Profit has been the major impediment to providing national health care, the profits the insurance companies generate.  Some people claim to be spooked by ‘socialism, but I think that society is a good thing, for the most part.  The individual has inherent worth, which cannot be measured in terms of profit.  By existing, other people make my life more possible.  We are all important, we all have moments when we do something for someone else, no matter how hard we try not to.  We are worth being taken care of when we are sick or injured.  Health care means trying to insure that everyone is able to give their all, and that they will be cared for when they have.  Individual employers should not be forced to try to create a healthcare package for their employees, they should be able to rely on national health care for that.

Will Donald Trump be able to convince the Republicans that there is more money in national health insurance than there is in our current system?  Will he nationalize the health insurance companies, and pay them off over a period of years?  What will he do with the savings that would be generated by the reductions of health care costs?   Making money off of providing insurance for health care is not very healthy.  Health care should be between you and your doctor.  A single payer system simplifies the matter tremendously, as a doctor just submits the fees to the national health care system.

What made America great


We are hearing a lot of talk about making the United States great again.  But what made America great before?  The people made America great.  People who were inventors, people who could figure out new, better ways of doing things.  People who were willing to work hard, and to share the fruits of their labors.  People working together were what made this country great,  people who shared a dream, who were willing to sacrifice some of today for a future they might never see.

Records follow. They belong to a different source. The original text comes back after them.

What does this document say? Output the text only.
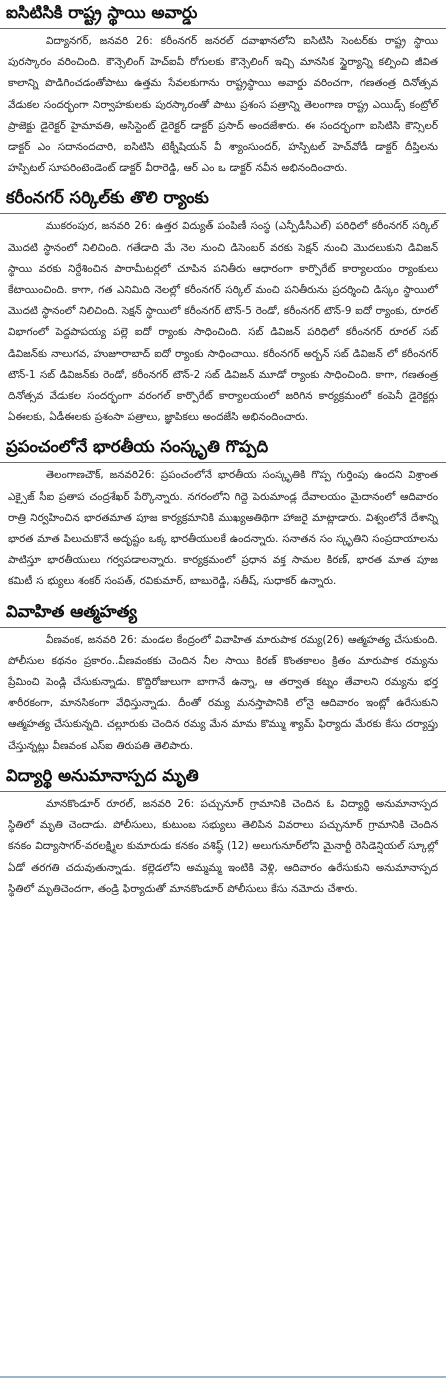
ఐసిటిసికి రాష్ట్ర స్థాయి అవార్డు

విద్యానగర్‌, జనవరి 26: కరీంనగర్‌ జనరల్‌ దవాఖానలోని ఐసిటిసి సెంటర్‌కు రాష్ట్ర స్థాయి పురస్కారం వరించింది. కౌన్సెలింగ్‌ హెచ్‌ఐవీ రోగులకు కౌన్సెలింగ్‌ ఇచ్చి మానసిక స్థైర్యాన్ని కల్పించి జీవిత కాలాన్ని పొడిగించడంతోపాటు ఉత్తమ సేవలకుగాను రాష్ట్రస్థాయి అవార్డు వరించగా, గణతంత్ర దినోత్సవ వేడుకల సందర్భంగా నిర్వాహకులకు పురస్కారంతో పాటు ప్రశంస పత్రాన్ని తెలంగాణ రాష్ట్ర ఎయిడ్స్‌ కంట్రోల్‌ ప్రాజెక్టు డైరెక్టర్‌ హైమావతి, అసిస్టెంట్‌ డైరెక్టర్‌ డాక్టర్‌ ప్రసాద్‌ అందజేశారు. ఈ సందర్భంగా ఐసిటిసి కౌన్సిలర్‌ డాక్టర్‌ ఎం సదానందచారి, ఐసిటిసి టెక్నీషియన్‌ వీ శ్యాంసుందర్‌, హస్పిటల్‌ హెచ్‌వోడీ డాక్టర్‌ దీప్తిలను హస్పిటల్‌ సూపరింటెండెంట్‌ డాక్టర్‌ వీరారెడ్డి, ఆర్‌ ఎం ఒ డాక్టర్‌ నవీన అభినందించారు.

కరీంనగర్‌ సర్కిల్‌కు తొలి ర్యాంకు

ముకరంపుర, జనవరి 26: ఉత్తర విద్యుత్‌ పంపిణీ సంస్థ (ఎన్పీడీసీఎల్‌) పరిధిలో కరీంనగర్‌ సర్కిల్‌ మొదటి స్థానంలో నిలిచింది. గతేడాది మే నెల నుంచి డిసెంబర్‌ వరకు సెక్షన్‌ నుంచి మొదలుకుని డివిజన్‌ స్థాయి వరకు నిర్దేశించిన పారామీటర్లలో చూపిన పనితీరు ఆధారంగా కార్పొరేట్‌ కార్యాలయం ర్యాంకులు కేటాయించింది. కాగా, గత ఎనిమిది నెలల్లో కరీంనగర్‌ సర్కిల్‌ మంచి పనితీరును ప్రదర్శించి డిస్కం స్థాయిలో మొదటి స్థానంలో నిలిచింది. సెక్షన్‌ స్థాయిలో కరీంనగర్‌ టౌన్‌-5 రెండో, కరీంనగర్‌ టౌన్‌-9 ఐదో ర్యాంకు, రూరల్‌ విభాగంలో పెద్దపాపయ్య పల్లె ఐదో ర్యాంకు సాధించింది. సబ్‌ డివిజన్‌ పరిధిలో కరీంనగర్‌ రూరల్‌ సబ్‌ డివిజన్‌కు నాలుగవ, హుజూరాబాద్‌ ఐదో ర్యాంకు సాధించాయి. కరీంనగర్‌ అర్బన్‌ సబ్‌ డివిజన్‌ లో కరీంనగర్‌ టౌన్‌-1 సబ్‌ డివిజన్‌కు రెండో, కరీంనగర్‌ టౌన్‌-2 సబ్‌ డివిజన్‌ మూడో ర్యాంకు సాధించింది. కాగా, గణతంత్ర దినోత్సవ వేడుకల సందర్భంగా వరంగల్‌ కార్పొరేట్‌ కార్యాలయంలో జరిగిన కార్యక్రమంలో కంపెనీ డైరెక్టర్లు ఏఈలకు, ఏడీఈలకు ప్రశంసా పత్రాలు, జ్ఞాపికలు అందజేసి అభినందించారు.

ప్రపంచంలోనే భారతీయ సంస్కృతి గొప్పది

తెలంగాణచౌక్‌, జనవరి26: ప్రపంచంలోనే భారతీయ సంస్కృతికి గొప్ప గుర్తింపు ఉందని విశ్రాంత ఎక్సైజ్‌ సీఐ ప్రతాప చంద్రశేఖర్‌ పేర్కొన్నారు. నగరంలోని గిద్దె పెరుమాండ్ల దేవాలయం మైదానంలో ఆదివారం రాత్రి నిర్వహించిన భారతమాత పూజ కార్యక్రమానికి ముఖ్యఅతిథిగా హాజరై మాట్లాడారు. విశ్వంలోనే దేశాన్ని భారత మాత పిలుచుకొనే అదృష్టం ఒక్క భారతీయులకే ఉందన్నారు. సనాతన సం స్కృతిని సంప్రదాయాలను పాటిస్తూ భారతీయులు గర్వపడాలన్నారు. కార్యక్రమంలో ప్రధాన వక్త సామల కిరణ్‌, భారత మాత పూజ కమిటీ స భ్యులు శంకర్‌ సంపత్‌, రవికుమార్‌, బాబురెడ్డి, సతీష్‌, సుధాకర్‌ ఉన్నారు.

వివాహిత ఆత్మహత్య

వీణవంక, జనవరి 26: మండల కేంద్రంలో వివాహిత మారుపాక రమ్య(26) ఆత్మహత్య చేసుకుంది. పోలీసుల కథనం ప్రకారం..వీణవంకకు చెందిన నీల సాయి కిరణ్‌ కొంతకాలం క్రితం మారుపాక రమ్యను ప్రేమించి పెండ్లి చేసుకున్నాడు. కొద్దిరోజులుగా బాగానే ఉన్నా, ఆ తర్వాత కట్నం తేవాలని రమ్యను భర్త శారీరకంగా, మానసికంగా వేధిస్తున్నాడు. దీంతో రమ్య మనస్తాపానికి లోనై ఆదివారం ఇంట్లో ఉరేసుకుని ఆత్మహత్య చేసుకున్నది. చల్లూరుకు చెందిన రమ్య మేన మామ కొమ్ము శ్యామ్‌ ఫిర్యాదు మేరకు కేసు దర్యాప్తు చేస్తున్నట్లు వీణవంక ఎస్‌ఐ తిరుపతి తెలిపారు.

విద్యార్థి అనుమానాస్పద మృతి

మానకొండూర్‌ రూరల్‌, జనవరి 26: పచ్చునూర్‌ గ్రామానికి చెందిన ఓ విద్యార్థి అనుమానాస్పద స్థితిలో మృతి చెందాడు. పోలీసులు, కుటుంబ సభ్యులు తెలిపిన వివరాలు పచ్చునూర్‌ గ్రామానికి చెందిన కనకం విద్యాసాగర్‌-వరలక్ష్మిల కుమారుడు కనకం వశిష్ఠ్‌ (12) అలుగునూర్‌లోని మైనార్టీ రెసిడెన్షియల్‌ స్కూల్లో ఏడో తరగతి చదువుతున్నాడు. కల్లెడలోని అమ్మమ్మ ఇంటికి వెళ్లి, ఆదివారం ఉరేసుకుని అనుమానాస్పద స్థితిలో మృతిచెందగా, తండ్రి ఫిర్యాదుతో మానకొండూర్‌ పోలీసులు కేసు నమోదు చేశారు.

Taking care of people is how we will make America great again, putting people ahead of profits, ahead of automation, ahead of shareholders, because it is people who create the wealth.  We must take care of our own, to insure that being elderly does not mean being forgotten, that being disabled does not mean being hungry.  We have created a tremendous technology, which has made levels of productivity possible that were unthinkable just a few years ago.  We all should share in the benefits of that technology, with higher wages, more benefits, more security.

When we treat people as being disposable, we all become disposable.

Imaginary bridges


Trillions of dollars in wealth has been created in the last few decades.  Enough for every person on the planet to have a place to live, medical and dental care, and an education.  Several times over.  But this wealth is not improving the quality of life for anybody, it is for the most part chasing other money in an attempt to create more money out of nothing.  People who have billions of dollars can’t begin to spend it on goods and services, so the wealth is out of circulation, not flowing through the system anymore

There is another kind of wealth, the kind of wealth which benefits everyone, and which lasts and lasts.  My favorite example is a bridge, which spans a long, deep chasm, or canyon.  Going around takes hours, and lots of energy.  Every time that the bridge is used, the equivalent to the cost of the time and fuel is created, added to the system.  A highway allows goods and people to travel faster, with less effort.  That creates value.  A waterworks supplies clean drinking water to a city.  This prevents illness and death, which creates value.  These forms of wealth make all of us wealthy, because they benefit all of us.

Instead of investing in the future, building new bridges, roads, schools, our wealthy have been trying to accumulate even more wealth, with the sole intent of hoarding it.  They see it as a game, a pastime.  But they are sucking the life-blood out of our economy, taking all the energy, leaving none for even fixing what breaks.  The greed is destroying us.  We need to start building real bridges, fixing real roads, instead of making more funny money.